Regulatory posture

Built for the EU AI Act.

The AI Act classifies AI for diagnosis and clinical decision support as high-risk, and mandates logging, transparency, human oversight, and demonstrable accuracy. Most tools will retrofit those. Axiisium started there.

The Act is not a threat to an audit-grade product. It is a tailwind. Every requirement it places on high-risk clinical AI, Axiisium already treats as the point of the product, not a compliance tax bolted on afterward.

Art. 12 & 19 · Record-keeping

Automatic, durable logs

High-risk systems must automatically log events and retain them for at least six months.
Axiisium binds every decision to a signed, tamper-evident record, anchored to an external append-only log. Not just retained: independently verifiable, by anyone, without trusting us.
Art. 13 · Transparency

Legible capabilities and limits

Operation must be transparent: intended purpose, accuracy level, and limitations disclosed to the deployer.
Each call shows which signal drove it, a calibrated confidence, the WHO 2022 / ICC 2022 rationale, and states plainly what is assumed and what is deferred.
Art. 14 · Human oversight

The clinician decides

Systems must let a competent human monitor operation, catch anomalies, and intervene.
A qualified clinician makes the diagnosis; a confirmatory assay gates any decision; the model ranks who to sequence but never makes the genetics call. Fail-safe by architecture, not by policy.
Art. 15 · Accuracy & robustness

Measured, not asserted

Appropriate accuracy, robustness, and cybersecurity, declared and evidenced.
Morphology validated at literature level (0.894 ±0.066 AUROC, patient-grouped, leakage-free), calibrated confidence bands, and a configurable recall-floor that bounds the false-negative rate.
Art. 9 · Risk management

Safe by construction

A continuous risk-management process across the lifecycle.
The ranking cannot itself drive an unconfirmed clinical action: mandatory confirmatory gating and the recall-floor are properties of the pipeline, and it defers hard markers to the assay.
Art. 10 · Data governance

Provenance of the inputs

Training and evaluation data governed for quality and representativeness.
Validation is patient-grouped and leakage-free, and each signed record carries a digest of the exact inputs that produced the call.
Timeline

When it applies.

Aug 2026Core high-risk obligations apply in full: conformity assessment, technical documentation, and human oversight.
Aug 2027Extended transition for AI already regulated as a medical device under the MDR / IVDR that requires Notified Body assessment.
In fluxThe Commission's Digital Omnibus may adjust the high-risk timeline as harmonised standards mature; we track it.Update · Jun 2026The European Parliament approved Omnibus amendments shifting the deadline for AI embedded as safety components in medical devices to August 2, 2028.
⚖️ Regulatory Status & Compliance Philosophy

Axiisium is Research Use Only (RUO) today. It is not yet conformity-assessed as an in vitro diagnostic or medical device.

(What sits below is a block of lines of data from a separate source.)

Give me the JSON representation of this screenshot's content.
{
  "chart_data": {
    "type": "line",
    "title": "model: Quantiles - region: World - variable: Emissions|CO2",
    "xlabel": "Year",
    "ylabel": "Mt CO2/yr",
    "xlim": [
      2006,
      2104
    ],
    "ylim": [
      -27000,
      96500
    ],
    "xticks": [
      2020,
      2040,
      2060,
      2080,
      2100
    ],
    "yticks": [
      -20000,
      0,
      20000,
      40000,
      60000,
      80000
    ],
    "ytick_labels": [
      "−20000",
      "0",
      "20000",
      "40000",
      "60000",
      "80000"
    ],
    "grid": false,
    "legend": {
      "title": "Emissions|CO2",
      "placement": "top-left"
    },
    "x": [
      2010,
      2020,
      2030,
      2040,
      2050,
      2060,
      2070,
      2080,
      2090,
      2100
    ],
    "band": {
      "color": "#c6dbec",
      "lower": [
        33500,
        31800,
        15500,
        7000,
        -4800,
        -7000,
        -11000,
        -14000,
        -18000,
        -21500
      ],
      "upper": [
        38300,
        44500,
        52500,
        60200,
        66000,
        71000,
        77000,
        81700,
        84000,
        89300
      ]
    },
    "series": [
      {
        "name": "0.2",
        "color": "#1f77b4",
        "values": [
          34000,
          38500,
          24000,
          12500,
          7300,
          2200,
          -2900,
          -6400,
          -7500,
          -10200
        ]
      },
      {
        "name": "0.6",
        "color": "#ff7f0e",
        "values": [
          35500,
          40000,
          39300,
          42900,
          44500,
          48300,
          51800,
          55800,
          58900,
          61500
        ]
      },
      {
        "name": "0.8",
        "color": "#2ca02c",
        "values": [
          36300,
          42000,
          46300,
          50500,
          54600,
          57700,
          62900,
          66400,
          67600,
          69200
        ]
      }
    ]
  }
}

What we are claiming is narrow and true: the core architecture is already natively shaped around high-risk regulatory requirements. Transitioning Axiisium from RUO to a fully regulated clinical product is strictly a matter of execution, conformity assessment, and rigorous documentation, not an architectural rebuild. The auditable, human-gated, meticulously logged core is not a superficial feature we add later to pass the EU AI Act or IVDR. It is the fundamental foundation we started from.